Impingement syndrome is usually treated conservatively, but sometimes is treated with arthroscopic surgery or open surgery. Conservative treatment includes rest, cessation of painful activity, and physiotherapy. Physiotherapy treatments would typically focus at maintaining range of movement, improving posture, strength of the muscles of the shoulder and scapula, and reduction of pain. Physiotherapists may employ the following treatment techniques to improve pain and function: Joint Mobilization, Interferential Therapy, Acupuncture, Soft Tissue Therapy, Therapeutic Taping, Scapular and rotator cuff Strengthening, and Education regarding the cause and mechanism of the condition.NSAID's and ice packs may be used for pain relief.
Therapeutic injections of corticosteroid and local anaesthetic may be used for persistent impingement syndrome. The total number of injections is generally limited to three due to possible side effects from the corticosteroid.
Corticosteroids actually cause musculoskeletal disorders, which explains the low success rate of cortisone injections. Research has shown that over 90% of tendinopathies have no inflammation, thus the term tendinosis is more appropriate than tendinitis for most diagnoses. For tendinosis, prolotherapy injections or cross-fiber (transverse) friction massage can be very effective.
A number of surgical interventions are available, depending on the nature and location of the pathology. Surgery may be done arthroscopically or as open surgery. The impinging structures may be removed in surgery, and the subacromial space may be widened by resection of the distal clavicle and excision of osteophytes on the under-surface of the acromioclavicular joint. Also damaged rotator cuff muscles can be surgically repaired.
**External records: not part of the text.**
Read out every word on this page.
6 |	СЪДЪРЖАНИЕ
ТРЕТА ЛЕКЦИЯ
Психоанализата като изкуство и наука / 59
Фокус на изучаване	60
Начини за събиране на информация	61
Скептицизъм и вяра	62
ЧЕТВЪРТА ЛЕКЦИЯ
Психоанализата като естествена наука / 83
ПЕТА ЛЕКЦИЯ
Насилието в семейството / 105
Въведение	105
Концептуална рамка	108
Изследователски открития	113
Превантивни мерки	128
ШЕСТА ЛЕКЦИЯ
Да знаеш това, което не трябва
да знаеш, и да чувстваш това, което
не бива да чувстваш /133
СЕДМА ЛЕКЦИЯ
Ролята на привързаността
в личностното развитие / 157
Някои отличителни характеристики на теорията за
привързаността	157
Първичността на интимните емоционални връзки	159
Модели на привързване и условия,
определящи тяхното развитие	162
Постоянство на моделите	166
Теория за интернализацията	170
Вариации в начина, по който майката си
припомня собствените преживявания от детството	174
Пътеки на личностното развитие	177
Cools, Witvrouw, Mahieu, and Danneels (2007) researched isokinetic scapular muscle performance in overhead athletes with and without shoulder impingement to identify any deficits in the scapular muscles of athletes with shoulder impingement. Using 30 overhead athletes with shoulder impingement (21 males and 9 females) and 30 overhead athletes (18 males and 12 females) without shoulder pain (mean age of 23.2 years old) they measured scapular protraction and retraction of the scapula at two different velocities (12.2 cm/s and 36.6 cm/s). Using valid and reliable measures, Cools et al. found that overhead athletes with shoulder impingement had decreased force output at both velocities in the protractor muscles compared to their uninjured arm and uninjured overhead athletes. Cools et al. (2007) used the importance of scapular strengthening and observed muscle activity of the upper trapezius, middle trapezius, lower trapezius and serratus anterior during twelve rehabilitation exercises to determine which exercises are the best for scapular strengthening and scapular balance. They used forty-five healthy college-aged students (twenty men and twenty-five women with an average age of 20.7 years old) and placed surface electrodes on the four muscles during the randomized order of the rehabilitation exercises. They found five exercises that had optimal utilization of each of the four scapular muscles: horizontal abduction with external rotation, side lying external rotation, side lying forward flexion, side lying forward flexion, and prone extension. Wilk, Meister, James and Andrews (2002) also discussed the importance of scapular muscle strength and stability in the rehabilitation of shoulder impingement syndrome. They found that rehabilitation techniques for restoring this strength are manual resistance to the scapula during protraction and retraction as well prone horizontal abduction.